ABYSS | THE ABYSS | 1989

Amoureux des fonds marins et fan de science-fiction, James Cameron rêvait de réaliser un équivalent aquatique de ce qu'avaient fait Stanley Kubrick dans l'espace ou Spielberg avec son diptyque extra-terrestre. Ce fut chose presque faite avec "The Abyss", doté d'un budget très confortable de 50 millions de dollars, et qu'on pourrait un peu considérer comme un "Rencontres du 3ème type" sous-marin.

Le message moral du film, plein de bonnes intentions, est en effet très proche de celui du film de Spielberg. Et bien que ponctué lui aussi de séquences spectaculaires et d'effets qui vont annoncer l'importance du numérique dans le cinéma des années suivantes, il s'agit avec "Titanic" du film d'"Iron Jim" le plus axé sur l'atmosphère et les personnages. L'un des plus longs également, si on prend la version longue comme définitive.

"Abyss" est un peu comme une toile d'Yves Klein : un bleu unique, qui ne pourra plus jamais vous sortir de la rétine. Même le bleu "Cousteau" (qu'admire Cameron), et à plus forte raison le bleu "Besson", n'atteignent pas une telle profondeur d'envoûtement. Si une science du bleu marin existait, il faudrait l'appeler "caméronisme" ou "abyssisme". Ce n'est pas un "grand bleu" sentimental et idéaliste, puisqu'il semble au contraire d'une inquiétante neutralité, et qu'il est le produit très concret des éclairages technologiques humains (projecteurs, spots et diverses lampes).

En fait, aussi paradoxal que cela puisse paraître, on ne peut même pas dire que ce bleu est celui de l'océan. D'abord parce qu'on le retrouve dans pratiquement toute la filmographie de Cameron, comme une signature, sans qu'il soit forcément lié avec les grands fonds. Mais aussi parce qu'il n'y a pas de volonté naturaliste chez le réalisateur. Le choix des profondeurs ne coïncide avec le réel que de façon désincarnée. Il permet au tournage de se dérouler dans un grand bassin artificiel, sans que l'on puisse s'étonner de la singulière absence de vie des lieux. Pas une algue, pas un crustacé ou cétacé… A se demander s'il s'agit vraiment d'eau…

L'élément liquide, lorsqu'il intervient en tant que tel, est plutôt grisâtre (la surface tempétueuse), blanc ou translucide. L'eau, dans "Abyss", est une épouvante en mouvement : elle bouscule, envahit, monte ou se retire, donnant la mort ou accordant la vie. C'est elle qui engendre les séquences du film les plus effrayantes ou les plus émouvantes.
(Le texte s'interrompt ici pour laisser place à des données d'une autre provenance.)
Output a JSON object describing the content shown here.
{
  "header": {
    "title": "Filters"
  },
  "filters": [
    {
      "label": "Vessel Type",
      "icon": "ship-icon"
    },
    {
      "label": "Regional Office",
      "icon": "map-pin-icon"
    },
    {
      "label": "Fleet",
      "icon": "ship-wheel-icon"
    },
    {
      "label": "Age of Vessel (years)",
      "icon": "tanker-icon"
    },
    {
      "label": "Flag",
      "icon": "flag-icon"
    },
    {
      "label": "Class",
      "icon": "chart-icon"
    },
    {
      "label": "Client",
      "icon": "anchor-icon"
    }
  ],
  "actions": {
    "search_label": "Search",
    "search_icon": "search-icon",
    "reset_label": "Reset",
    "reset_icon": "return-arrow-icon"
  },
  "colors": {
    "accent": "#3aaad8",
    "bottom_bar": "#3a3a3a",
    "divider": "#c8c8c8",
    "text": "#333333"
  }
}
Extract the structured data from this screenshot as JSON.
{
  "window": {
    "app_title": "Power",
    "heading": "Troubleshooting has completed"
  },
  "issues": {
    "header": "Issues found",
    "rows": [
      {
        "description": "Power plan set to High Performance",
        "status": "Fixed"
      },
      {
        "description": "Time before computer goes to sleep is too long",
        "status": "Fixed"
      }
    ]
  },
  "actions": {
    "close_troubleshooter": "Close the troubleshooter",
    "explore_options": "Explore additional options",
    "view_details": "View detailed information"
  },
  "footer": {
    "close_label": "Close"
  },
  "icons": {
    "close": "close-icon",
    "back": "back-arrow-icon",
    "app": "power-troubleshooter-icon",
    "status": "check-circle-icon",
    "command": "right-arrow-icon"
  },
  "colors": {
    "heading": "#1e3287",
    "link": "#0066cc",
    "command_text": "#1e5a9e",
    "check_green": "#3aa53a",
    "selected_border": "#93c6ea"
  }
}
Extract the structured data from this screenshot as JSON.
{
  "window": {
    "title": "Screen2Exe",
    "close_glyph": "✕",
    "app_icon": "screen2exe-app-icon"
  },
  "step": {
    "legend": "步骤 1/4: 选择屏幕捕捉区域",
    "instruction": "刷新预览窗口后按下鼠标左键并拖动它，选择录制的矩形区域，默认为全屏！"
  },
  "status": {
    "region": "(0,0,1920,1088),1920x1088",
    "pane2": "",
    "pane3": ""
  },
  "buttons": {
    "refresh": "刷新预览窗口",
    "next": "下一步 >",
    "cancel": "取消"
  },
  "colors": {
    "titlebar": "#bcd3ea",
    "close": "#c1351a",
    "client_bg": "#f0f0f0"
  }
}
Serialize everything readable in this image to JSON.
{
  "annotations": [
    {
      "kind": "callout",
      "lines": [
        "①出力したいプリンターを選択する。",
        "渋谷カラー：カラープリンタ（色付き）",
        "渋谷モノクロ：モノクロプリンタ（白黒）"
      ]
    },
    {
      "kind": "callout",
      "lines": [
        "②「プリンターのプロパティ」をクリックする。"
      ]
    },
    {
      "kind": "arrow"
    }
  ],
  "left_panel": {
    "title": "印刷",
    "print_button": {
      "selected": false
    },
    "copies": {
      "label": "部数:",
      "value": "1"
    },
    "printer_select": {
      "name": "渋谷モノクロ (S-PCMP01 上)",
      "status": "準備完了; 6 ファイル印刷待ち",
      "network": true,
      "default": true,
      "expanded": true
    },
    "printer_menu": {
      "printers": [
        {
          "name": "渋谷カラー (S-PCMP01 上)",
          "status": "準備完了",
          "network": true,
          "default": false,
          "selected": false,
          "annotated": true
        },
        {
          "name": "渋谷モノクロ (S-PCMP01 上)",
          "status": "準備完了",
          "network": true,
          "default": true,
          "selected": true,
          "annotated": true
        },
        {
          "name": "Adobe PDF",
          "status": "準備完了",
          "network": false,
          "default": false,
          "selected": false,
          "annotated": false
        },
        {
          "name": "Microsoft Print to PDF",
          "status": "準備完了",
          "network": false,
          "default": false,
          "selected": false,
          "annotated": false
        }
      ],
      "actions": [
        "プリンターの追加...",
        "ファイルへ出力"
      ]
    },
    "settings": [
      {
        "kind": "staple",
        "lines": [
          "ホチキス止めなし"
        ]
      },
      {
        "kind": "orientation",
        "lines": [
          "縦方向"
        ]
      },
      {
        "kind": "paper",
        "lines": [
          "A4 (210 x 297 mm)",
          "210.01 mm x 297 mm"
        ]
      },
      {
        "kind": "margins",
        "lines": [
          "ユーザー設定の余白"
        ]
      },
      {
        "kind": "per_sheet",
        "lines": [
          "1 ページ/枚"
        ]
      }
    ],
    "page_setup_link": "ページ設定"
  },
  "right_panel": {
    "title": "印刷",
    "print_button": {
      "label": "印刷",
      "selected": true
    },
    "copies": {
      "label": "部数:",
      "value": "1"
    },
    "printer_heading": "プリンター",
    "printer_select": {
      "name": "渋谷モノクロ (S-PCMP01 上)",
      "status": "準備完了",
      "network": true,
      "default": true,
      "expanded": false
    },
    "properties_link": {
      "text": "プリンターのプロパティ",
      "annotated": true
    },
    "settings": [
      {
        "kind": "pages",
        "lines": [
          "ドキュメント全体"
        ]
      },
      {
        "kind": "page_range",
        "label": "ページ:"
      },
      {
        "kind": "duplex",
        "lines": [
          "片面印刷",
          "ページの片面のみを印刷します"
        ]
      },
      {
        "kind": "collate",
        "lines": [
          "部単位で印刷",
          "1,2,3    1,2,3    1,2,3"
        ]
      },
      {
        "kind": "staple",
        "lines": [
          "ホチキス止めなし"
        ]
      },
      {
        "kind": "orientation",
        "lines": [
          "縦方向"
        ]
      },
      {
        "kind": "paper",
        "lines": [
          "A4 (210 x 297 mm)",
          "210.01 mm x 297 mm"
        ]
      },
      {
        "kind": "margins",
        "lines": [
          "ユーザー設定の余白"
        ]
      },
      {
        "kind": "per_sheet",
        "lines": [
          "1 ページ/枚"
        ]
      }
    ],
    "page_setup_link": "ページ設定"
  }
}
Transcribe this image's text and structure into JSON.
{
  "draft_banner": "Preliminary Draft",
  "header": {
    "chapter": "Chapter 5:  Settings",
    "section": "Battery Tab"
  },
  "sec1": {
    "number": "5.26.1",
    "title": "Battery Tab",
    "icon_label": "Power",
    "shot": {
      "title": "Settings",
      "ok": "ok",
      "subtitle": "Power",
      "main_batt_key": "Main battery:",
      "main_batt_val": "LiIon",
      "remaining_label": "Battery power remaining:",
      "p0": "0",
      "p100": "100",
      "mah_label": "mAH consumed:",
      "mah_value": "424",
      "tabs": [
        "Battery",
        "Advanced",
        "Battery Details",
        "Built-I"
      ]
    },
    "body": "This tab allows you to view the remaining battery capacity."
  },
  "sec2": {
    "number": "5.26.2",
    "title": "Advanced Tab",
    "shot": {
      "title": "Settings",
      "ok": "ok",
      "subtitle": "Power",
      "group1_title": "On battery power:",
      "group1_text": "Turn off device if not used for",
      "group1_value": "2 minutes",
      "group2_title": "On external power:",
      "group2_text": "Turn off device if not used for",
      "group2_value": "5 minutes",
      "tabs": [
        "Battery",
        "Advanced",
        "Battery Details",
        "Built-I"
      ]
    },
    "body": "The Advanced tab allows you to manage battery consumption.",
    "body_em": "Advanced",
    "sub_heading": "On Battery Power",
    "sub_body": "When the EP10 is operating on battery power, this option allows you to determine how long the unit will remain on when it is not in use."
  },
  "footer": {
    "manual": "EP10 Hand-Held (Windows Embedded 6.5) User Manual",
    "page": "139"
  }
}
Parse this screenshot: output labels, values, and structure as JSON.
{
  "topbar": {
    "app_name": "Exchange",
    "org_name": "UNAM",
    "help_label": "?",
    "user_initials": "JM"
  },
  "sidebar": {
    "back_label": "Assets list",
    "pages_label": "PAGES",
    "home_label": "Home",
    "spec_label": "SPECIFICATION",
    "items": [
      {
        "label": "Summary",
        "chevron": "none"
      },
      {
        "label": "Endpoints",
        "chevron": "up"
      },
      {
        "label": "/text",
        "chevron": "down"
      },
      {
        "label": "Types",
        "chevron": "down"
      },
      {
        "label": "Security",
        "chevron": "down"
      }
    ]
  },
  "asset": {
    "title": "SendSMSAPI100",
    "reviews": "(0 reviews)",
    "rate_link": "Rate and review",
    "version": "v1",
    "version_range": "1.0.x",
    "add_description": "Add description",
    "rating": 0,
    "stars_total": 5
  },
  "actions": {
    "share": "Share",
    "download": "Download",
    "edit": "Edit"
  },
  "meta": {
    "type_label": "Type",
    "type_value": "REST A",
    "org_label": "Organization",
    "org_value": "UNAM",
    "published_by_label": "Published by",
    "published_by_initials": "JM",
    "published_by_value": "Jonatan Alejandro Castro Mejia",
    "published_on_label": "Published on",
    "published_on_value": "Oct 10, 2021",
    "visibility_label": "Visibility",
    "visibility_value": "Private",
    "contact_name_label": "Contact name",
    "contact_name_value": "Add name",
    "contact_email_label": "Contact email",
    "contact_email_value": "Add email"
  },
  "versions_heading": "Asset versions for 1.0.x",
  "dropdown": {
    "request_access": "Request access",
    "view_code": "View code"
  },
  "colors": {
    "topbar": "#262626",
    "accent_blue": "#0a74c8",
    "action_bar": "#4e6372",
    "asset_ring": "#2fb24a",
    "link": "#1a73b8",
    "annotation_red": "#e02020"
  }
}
Sans elle, le film serait d'ailleurs d'un rare ennui. Après une scène d'introduction coup de poing comme sait bien les faire Cameron, le quotidien du Benthik Explorer n'a en lui-même rien de très excitant.

Malgré toute la technologie présente, c'est bien à des ouvriers au travail que nous avons affaire, et contrairement à ce qu'on pourrait penser, la station sous-marine ne dégage à l'origine aucune claustrophobie : c'est une bulle à l'ambiance familière et familiale, où une certaine routine s'est installée. L'isolement a provoqué le rapprochement entre chaque membre de l'équipe, jusqu'à l'arrivée des militaires, de Lindsey et des événements qui vont s'ensuivre. Alors, et alors seulement, l'irruption de l'eau (jusqu'à la sueur du psychotique et fiévreux Coffey, génialement interprété) révélera tout ce que les longs couloirs, les habitacles et les équipements high-tech peuvent avoir d'angoissant. C'est également sa présence menaçante, destructrice ou au contraire amicale (comme le "ver" anamorphique simulant leurs visages et leurs expressions) qui sera le vecteur de la réconciliation entre Bud et Lindsey…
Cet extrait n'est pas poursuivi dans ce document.